Editor’s note: There have been several cases over the years concering In God We Trust as our national motto. This series of posts is meant as a general guide to those cases, but should not be taken to be expert legal advice.
The following is a guest post by Scott McKeller
Aronow v. United States
In 1970, for the first time, the Federal courts addressed the constitutionality of the National Motto.
Stefan Ray Aronow, of Woodland, CA, had challenged the motto on First Amendment grounds as an establishment of religion. The district court ruled that Aronow did not have standing, and declined to rule on the merits of the case.
The issue of standing is the issue of whether someone has the right to file suit in the first place. For example, I can’t sue you for something you did to my sister-in-law that didn’t involve me. I have to have skin in the game. As Cornell’s Legal Information Institute puts it:
“At the Federal level, legal actions cannot be brought simply on the ground that an individual or group is displeased with a government action or law. Federal courts only have constitutional authority to resolve actual disputes…Only those with enough direct stake in an action or law have “standing” to challenge it.
It isn’t easy to show that you have been materially harmed by a national motto — or in legal terms, to state a claim for which relief can be granted. If applied rigorously, the issue of standing could shield a motto from all judicial scrutiny, even if it is blatantly unconstitutional.”
Aronow appealed. To its credit, the Ninth Circuit didn’t dodge the issue. A three-judge panel sidestepped the issue of standing and ruled on the merits.
Unfortunately, it came up with the wrong answer.
The Court cited Engel v. Vitale, a 1962 case about prayer in schools. The New York Board of Regents had stipulated that a specific prayer be recited by students. The Supreme Court struck down the government-composed prayer as an unconstitutional establishment of religion. In Aronow, the Ninth Circuit essentially said: “Now that was establishment of religion. The National Motto ain’t in the same league.”
Apparently the First Amendment is dose-dependent. A little bit of establishment is okay.
The Court also cited McGowan v. Maryland. In 1961 the Supreme Court upheld the Maryland Sunday Closing laws, which limited commercial activity on Sundays. For example, stores could sell some kinds of merchandise on Sundays but not others. The ruling acknowledged that Sunday Closing laws were historically rooted in Christian religious practices and remained in harmony with them. It noted however that those laws could be justified on purely secular grounds, and that neither their legislative history nor their practical effect pointed to an establishment of religion.

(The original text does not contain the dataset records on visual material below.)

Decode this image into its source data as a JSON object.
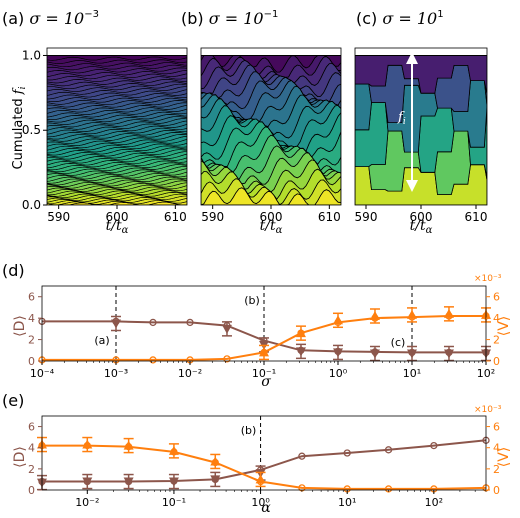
{
  "colors": {
    "brown": "#8c564b",
    "orange": "#ff7f0e",
    "viridis_dark": "#440154",
    "viridis_light": "#bddf26"
  },
  "chart_data": [
    {
      "type": "area",
      "panel": "(a)",
      "title": "(a) σ = 10⁻³",
      "title_prefix": "(a) ",
      "title_sigma": "σ = 10",
      "title_exp": "−3",
      "xlabel": "t/tα",
      "ylabel": "Cumulated f_i",
      "xlim": [
        588,
        612
      ],
      "ylim": [
        0,
        1.05
      ],
      "x_ticks": [
        "590",
        "600",
        "610"
      ],
      "y_ticks": [
        "0.0",
        "0.5",
        "1.0"
      ],
      "stack_count": 60,
      "colormap": "viridis"
    },
    {
      "type": "area",
      "panel": "(b)",
      "title": "(b) σ = 10⁻¹",
      "title_prefix": "(b) ",
      "title_sigma": "σ = 10",
      "title_exp": "−1",
      "xlabel": "t/tα",
      "xlim": [
        588,
        612
      ],
      "ylim": [
        0,
        1.05
      ],
      "x_ticks": [
        "590",
        "600",
        "610"
      ],
      "stack_count": 22,
      "colormap": "viridis"
    },
    {
      "type": "area",
      "panel": "(c)",
      "title": "(c) σ = 10¹",
      "title_prefix": "(c) ",
      "title_sigma": "σ = 10",
      "title_exp": "1",
      "xlabel": "t/tα",
      "xlim": [
        588,
        612
      ],
      "ylim": [
        0,
        1.05
      ],
      "x_ticks": [
        "590",
        "600",
        "610"
      ],
      "stack_count": 6,
      "colormap": "viridis",
      "annotation": "f_i"
    },
    {
      "type": "line",
      "panel": "(d)",
      "xlabel": "σ",
      "ylabel_left": "⟨D⟩",
      "ylabel_right": "⟨V⟩",
      "right_multiplier": "×10⁻³",
      "xscale": "log",
      "xlim": [
        0.0001,
        100
      ],
      "ylim_left": [
        0,
        7
      ],
      "ylim_right": [
        0,
        7
      ],
      "x_ticks": [
        "10⁻⁴",
        "10⁻³",
        "10⁻²",
        "10⁻¹",
        "10⁰",
        "10¹",
        "10²"
      ],
      "y_ticks_left": [
        "0",
        "2",
        "4",
        "6"
      ],
      "y_ticks_right": [
        "0",
        "2",
        "4",
        "6"
      ],
      "vlines": [
        0.001,
        0.1,
        10
      ],
      "vline_labels": [
        "(a)",
        "(b)",
        "(c)"
      ],
      "series": [
        {
          "axis": "left",
          "x": [
            0.0001,
            0.001,
            0.00316,
            0.01,
            0.0316,
            0.1,
            0.316,
            1,
            3.16,
            10,
            31.6,
            100
          ],
          "circle_y": [
            3.7,
            3.7,
            3.6,
            3.6,
            3.3,
            1.9,
            1.0,
            0.9,
            0.85,
            0.8,
            0.8,
            0.8
          ],
          "triangle_y": [
            null,
            3.5,
            null,
            null,
            3.0,
            1.5,
            0.9,
            0.8,
            0.7,
            0.7,
            0.7,
            0.7
          ]
        },
        {
          "axis": "right",
          "x": [
            0.0001,
            0.001,
            0.00316,
            0.01,
            0.0316,
            0.1,
            0.316,
            1,
            3.16,
            10,
            31.6,
            100
          ],
          "circle_y": [
            0.1,
            0.1,
            0.1,
            0.1,
            0.2,
            0.8,
            2.6,
            3.6,
            4.0,
            4.1,
            4.2,
            4.2
          ],
          "triangle_y": [
            null,
            null,
            null,
            null,
            null,
            0.8,
            2.6,
            3.8,
            4.2,
            4.3,
            4.4,
            4.3
          ]
        }
      ]
    },
    {
      "type": "line",
      "panel": "(e)",
      "xlabel": "α",
      "ylabel_left": "⟨D⟩",
      "ylabel_right": "⟨V⟩",
      "right_multiplier": "×10⁻³",
      "xscale": "log",
      "xlim": [
        0.003,
        400
      ],
      "ylim_left": [
        0,
        7
      ],
      "ylim_right": [
        0,
        7
      ],
      "x_ticks": [
        "10⁻²",
        "10⁻¹",
        "10⁰",
        "10¹",
        "10²"
      ],
      "y_ticks_left": [
        "0",
        "2",
        "4",
        "6"
      ],
      "y_ticks_right": [
        "0",
        "2",
        "4",
        "6"
      ],
      "vlines": [
        1
      ],
      "vline_labels": [
        "(b)"
      ],
      "series": [
        {
          "axis": "left",
          "x": [
            0.003,
            0.01,
            0.03,
            0.1,
            0.3,
            1,
            3,
            10,
            30,
            100,
            400
          ],
          "circle_y": [
            0.8,
            0.8,
            0.8,
            0.85,
            1.0,
            1.9,
            3.2,
            3.5,
            3.8,
            4.2,
            4.7
          ],
          "triangle_y": [
            0.7,
            0.8,
            0.8,
            0.8,
            1.0,
            1.6,
            null,
            null,
            null,
            null,
            null
          ]
        },
        {
          "axis": "right",
          "x": [
            0.003,
            0.01,
            0.03,
            0.1,
            0.3,
            1,
            3,
            10,
            30,
            100,
            400
          ],
          "circle_y": [
            4.2,
            4.2,
            4.1,
            3.6,
            2.6,
            0.8,
            0.2,
            0.1,
            0.1,
            0.1,
            0.2
          ],
          "triangle_y": [
            4.3,
            4.3,
            4.2,
            3.7,
            2.7,
            1.0,
            null,
            null,
            null,
            null,
            null
          ]
        }
      ]
    }
  ]
}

The McGowan case seems oddly off-target here. There may well be purely secular reasons for Sunday Closing laws, but can there possibly be a purely secular reason to say “In God we trust?” The National Motto is, on its face, an affirmation of religious faith.
Determined to preserve the National Motto at any cost, the Ninth Circuit did the only thing it could do: it ruled that, no, this obviously religious declaration isn’t religious at all.
It is not easy to discern any religious significance attendant the payment of a bill with coin or currency on which has been imprinted “In God We Trust” or the study of a government publication or document bearing that slogan. In fact, such secular uses of the motto was viewed as sacrilegious and irreverent by President Theodore Roosevelt. Yet, Congress has directed such uses. While “ceremonial” and “patriotic” may not be particularly apt words to describe the category of the national motto, it is excluded from First Amendment significance because the motto has no theological or ritualistic impact. As stated by the Congressional report, it has “spiritual and psychological value” and “inspirational quality.”
This paragraph is, well, it’s just weird.
First, the Court cites Theodore Roosevelt’s objection to putting “In God we trust” on the coinage. He thought it disrespectful to sully a solemn religious sentiment by placing it in a crassly commercial context. Two sentences later, by judicial fiat, the Court robs the motto of the very religious solemnity that Roosevelt sought to protect.
For a lawyer, who has received years of specialized training and experience in the corruption of language and the distortion of reality, words mean whatever the Court finds it convenient for them to mean. The ruling might just as well have cited oral argument from Alice v. Dumpty:
“When I use a word,” Humpty Dumpty said in rather a scornful tone, “it means just what I choose it to mean — neither more nor less.”
“The question is,” said Alice, “whether you CAN make words mean so many different things.”
“The question is,” said Humpty Dumpty, “which is to be master — that’s all.”
Aronow appealed again. The Supreme Court denied certiorari, in effect agreeing with the Ninth Circuit. The ruling has been cited in other cases such as Kidd v. Obama and Newdow v. Lefevre.
It is now settled law: “In God we trust” doesn’t mean that we trust in God.